Plastic in our Oceans
Plastic in our oceans is now widely regarded as a global crisis. With over 8 million metric tonnes of plastic entering the ocean every year, it is estimated that there are 15 to 51 trillion pieces of plastic in the world's oceans — and that no part of the surface ocean anywhere on earth is free of plastic pollution.
The problem with plastic in the ocean is that it doesn’t really decompose, it just ends up as microplastic. It is said that every piece of plastic ever made still exists. Marine animals get trapped in plastic, wounded by plastic and most damaging of all, ingest plastic. Ocean currents cause the plastic debris to accumulate in areas known as gyres. The largest in the world is called the Great Pacific Garbage Patch, located in the north-central Pacific and is about as big as the entire state of Queensland.
Surfer in wave of plastic pollution
Seafood Industry Innovations
In Australia, the local seafood industry has developed a pledge, aimed at all businesses and organisations working in the industry. The pledge was created by the National Seafood Industry Leadership Program (NSILP) in conjunction with Ocean Watch Australia and reads:
“The seafood industry is directly dependent on the health of the marine environment and sustainable fish stocks. Reducing the use of plastic within industry and diverting plastic from landfill strengthens our commitment to environmental responsibility, increases our contribution to protecting the future of global fishery resources, and improves our social licence to operate. The Australian seafood industry can lead by example and add to the global momentum of plastic use reduction.”
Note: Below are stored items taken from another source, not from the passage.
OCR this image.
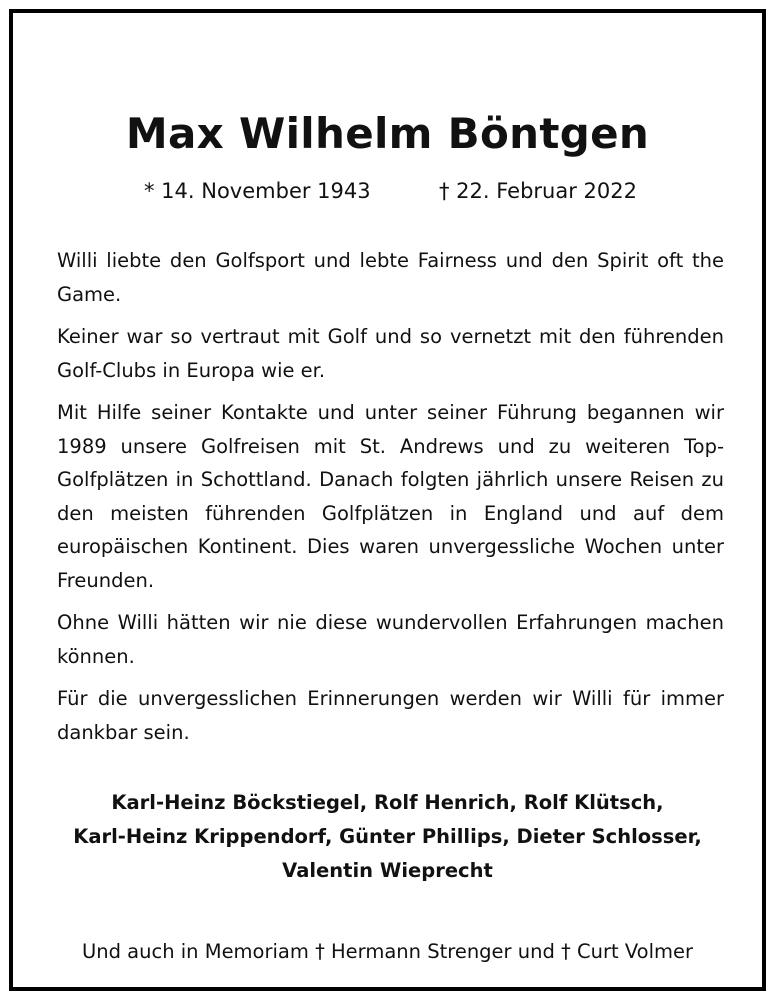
Max Wilhelm Böntgen
* 14. November 1943	† 22. Februar 2022

Willi liebte den Golfsport und lebte Fairness und den Spirit oft the Game.

Keiner war so vertraut mit Golf und so vernetzt mit den führenden Golf-Clubs in Europa wie er.

Mit Hilfe seiner Kontakte und unter seiner Führung begannen wir 1989 unsere Golfreisen mit St. Andrews und zu weiteren Top-Golfplätzen in Schottland. Danach folgten jährlich unsere Reisen zu den meisten führenden Golfplätzen in England und auf dem europäischen Kontinent. Dies waren unvergessliche Wochen unter Freunden.

Ohne Willi hätten wir nie diese wundervollen Erfahrungen machen können.

Für die unvergesslichen Erinnerungen werden wir Willi für immer dankbar sein.

Karl-Heinz Böckstiegel, Rolf Henrich, Rolf Klütsch,
Karl-Heinz Krippendorf, Günter Phillips, Dieter Schlosser,
Valentin Wieprecht
Und auch in Memoriam † Hermann Strenger und † Curt Volmer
The seafood industry itself utilises plastics and Styrofoam for packaging, in fishing nets, aquaculture feedbags, pontoons, buoys and more. The industry wide call to tackle plastic pollution has led to a range of innovations.
Foam fish box
Styrofoam; A thing of the past
Expanded polystyrene is a type of plastic that when puffed with air is lightweight, buoyant, water-resistant and an excellent insulator – we call it Styrofoam and it is used extensively in marine and seafood environments. In a wonderful example of recycling, there has been a new product developed to replace it that utilises the waste extracted from the exoskeletons of shellfish, chitin. The new product is called Cruz Foam.
Cruz Foam breaks down in 120 days or less, with a 97.9 percent average biodegradation in soil. It produces high-quality organic waste that can be used as nutrient-rich compost and biogas used for electricity. Once the supply chain issues and logistics have been sorted, Cruz Foam is an ideal replacement for cold food packaging.
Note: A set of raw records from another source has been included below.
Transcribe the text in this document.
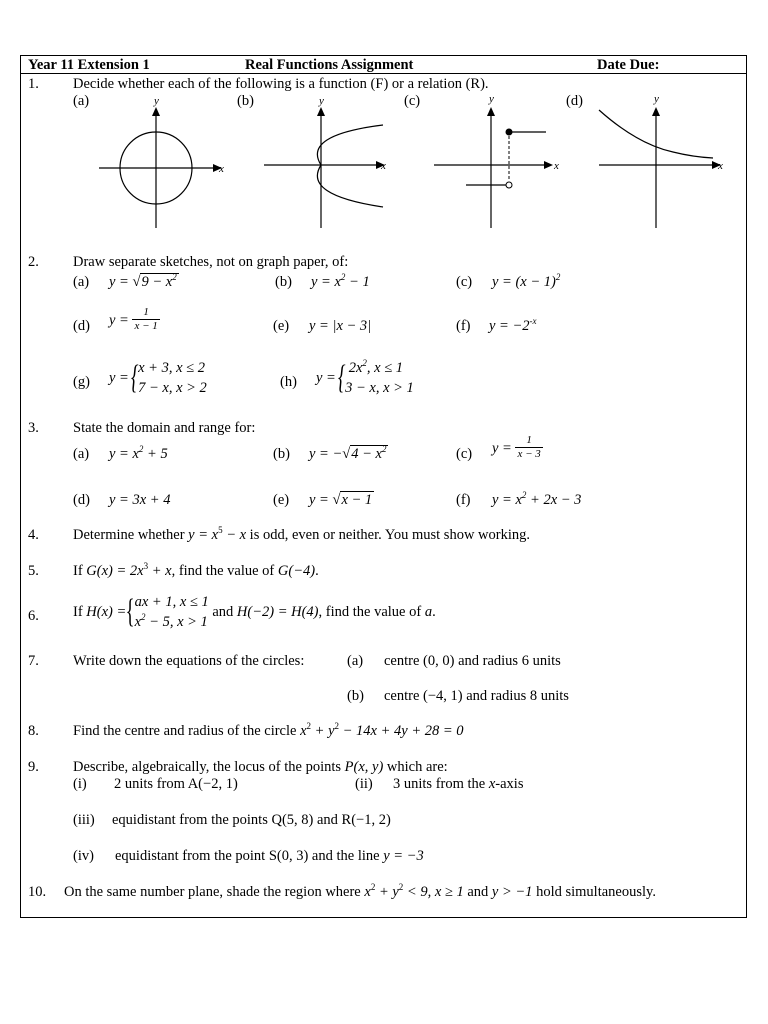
Year 11 Extension 1	Real Functions Assignment	Date Due:
1. Decide whether each of the following is a function (F) or a relation (R).
(a)	(b)	(c)	(d)
x
y
x
y
x
y
x
y
2. Draw separate sketches, not on graph paper, of:
(a) $y = √9 - x^2$	(b) $y = x^2 - 1$	(c) $y = (x - 1)^2$
(d) $y = \frac{1}{x - 1}$	(e) y = |x − 3|	(f) $y = -2^{-x}$
(g) y = { x + 3, x ≤ 2
7 − x, x > 2	(h) y = { $2x^2$, x ≤ 1
3 − x, x > 1
3. State the domain and range for:
(a) $y = x^2 + 5$	(b) $y = -√4 - x^2$	(c) $y = \frac{1}{x - 3}$
(d) y = 3x + 4	(e) y = √x − 1	(f) $y = x^2 + 2x - 3$
4. Determine whether $y = x^5 - x$ is odd, even or neither. You must show working.
5. If $G(x) = 2x^3 + x$, find the value of G(−4).
6. If H(x) ={ ax + 1, x ≤ 1
$x^2 - 5$, x > 1
and H(−2) = H(4), find the value of a.
7. Write down the equations of the circles:	(a) centre (0, 0) and radius 6 units
(b) centre (−4, 1) and radius 8 units
8. Find the centre and radius of the circle $x^2 + y^2 - 14x + 4y + 28 = 0$
9. Describe, algebraically, the locus of the points P(x, y) which are:
(i) 2 units from A(−2, 1)	(ii) 3 units from the x-axis
(iii) equidistant from the points Q(5, 8) and R(−1, 2)
(iv) equidistant from the point S(0, 3) and the line y = −3
10. On the same number plane, shade the region where $x^2 + y^2 < 9$, x ≥ 1 and y > −1 hold simultaneously.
Cruz Foam is not the only new packaging material that’s recently been developed. In Canada, the team at Brown’s Bay Packing Company have developed a hybrid packing using cardboard for structure and isothermal starch foam inserts for insulation as well as water resistance. Very similar to Cruz Foam, this solution will likely utilise wood cellulose instead of the shellfish waste in the same manner.
Cruz Foam
Ghost fishing gear on the radar
In 2020, the Australian Federal Government allocated $14.8 million to tackle ghost fishing gear, primarily lost and discarded fishing nets which are made of plastic.
In Australia there is up to 640,000 tonnes of discarded fishing gear left in the ocean annually. The funding is delivered by Parks Australia over a four-year period and works in collaboration with indigenous organisations.
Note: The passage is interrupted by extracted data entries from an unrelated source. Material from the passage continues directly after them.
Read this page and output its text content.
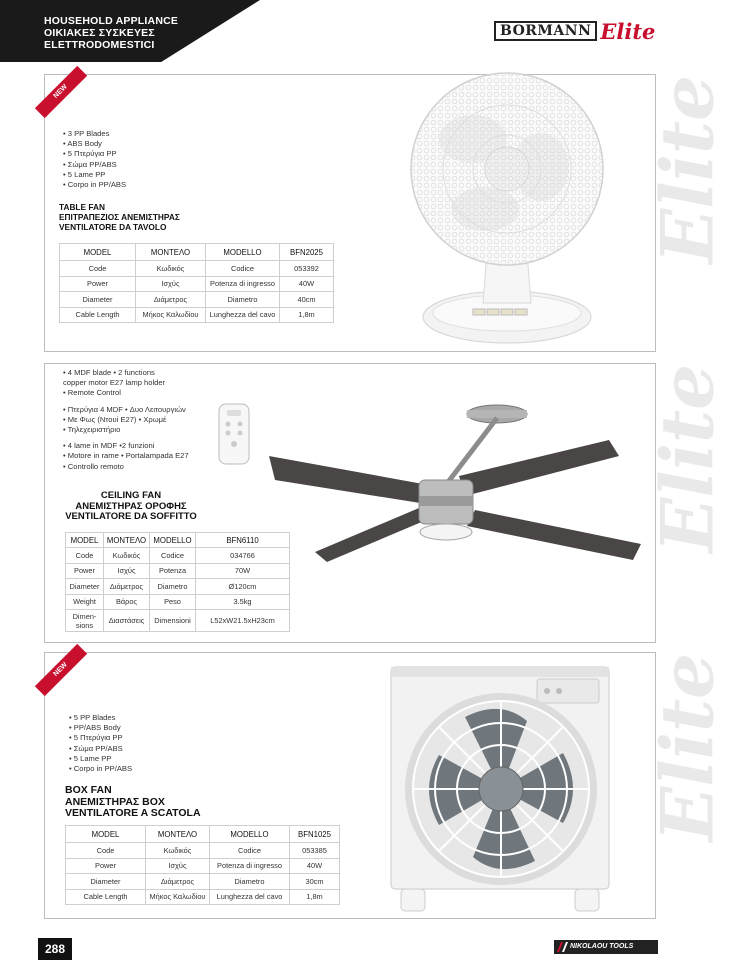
HOUSEHOLD APPLIANCE
ΟΙΚΙΑΚΕΣ ΣΥΣΚΕΥΕΣ
ELETTRODOMESTICI
BORMANN Elite
Elite
NEW
• 3 PP Blades
• ABS Body
• 5 Πτερύγια PP
• Σώμα PP/ABS
• 5 Lame PP
• Corpo in PP/ABS
TABLE FAN
ΕΠΙΤΡΑΠΕΖΙΟΣ ΑΝΕΜΙΣΤΗΡΑΣ
VENTILATORE DA TAVOLO
MODEL	ΜΟΝΤΕΛΟ	MODELLO	BFN2025
Code	Κωδικός	Codice	053392
Power	Ισχύς	Potenza di ingresso	40W
Diameter	Διάμετρος	Diametro	40cm
Cable Length	Μήκος Καλωδίου	Lunghezza del cavo	1,8m
Elite
• 4 MDF blade • 2 functions
copper motor E27 lamp holder
• Remote Control
• Πτερύγια 4 MDF • Δυο Λειτουργιών
• Με Φως (Ντουί Ε27) • Χρωμέ
• Τηλεχειριστήριο
• 4 lame in MDF •2 funzioni
• Motore in rame • Portalampada E27
• Controllo remoto
CEILING FAN
ΑΝΕΜΙΣΤΗΡΑΣ ΟΡΟΦΗΣ
VENTILATORE DA SOFFITTO
MODEL	ΜΟΝΤΕΛΟ	MODELLO	BFN6110
Code	Κωδικός	Codice	034766
Power	Ισχύς	Potenza	70W
Diameter	Διάμετρος	Diametro	Ø120cm
Weight	Βάρος	Peso	3.5kg
Dimen-
sions	Διαστάσεις	Dimensioni	L52xW21.5xH23cm
Elite
NEW
• 5 PP Blades
• PP/ABS Body
• 5 Πτερύγια PP
• Σώμα PP/ABS
• 5 Lame PP
• Corpo in PP/ABS
BOX FAN
ΑΝΕΜΙΣΤΗΡΑΣ BOX
VENTILATORE A SCATOLA
MODEL	ΜΟΝΤΕΛΟ	MODELLO	BFN1025
Code	Κωδικός	Codice	053385
Power	Ισχύς	Potenza di ingresso	40W
Diameter	Διάμετρος	Diametro	30cm
Cable Length	Μήκος Καλωδίου	Lunghezza del cavo	1,8m
288	NIKOLAOU TOOLS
In late 2022 there was $3 million set aside for the Ghost Net Innovative Solutions grant program to encourage the development of new technology solutions for the problem. In addition the funding covers the cost of data collection and GPS tracking for nets that can’t be retrieved due to unsafe conditions but can then be tracked for when retrieval is possible.
Fishing nets
At Dawson’s
From late 2022, and like many other countries, states and territories, NSW has declared a ban on single use plastics including: straws; stirrers; cutlery; cotton buds; expanded polystyrene (EPS) food service items and more.  
Here at Dawson’s we have switched to recyclable oyster trays that can be put in your home recycling to replace the common foam non-biodegradable oyster trays still used in the industry. We also do not supply single use plastic bags. We do sell thick plastic bags which are designed for re-use, and we offer cardboard boxes for free when we have them. We always encourage shoppers to BYO bag.
Dawson's recyclable oyster trays
In-Store Recycling Program
In line with the importance of reducing plastic waste, we have launched a new recycling program in store. We are encouraging customers to return their clean plastic oyster trays and you will receive 15c off your next oyster purchase! We will clean, sanitize, and then reuse the trays in an attempt to reduce our need to purchase this resource.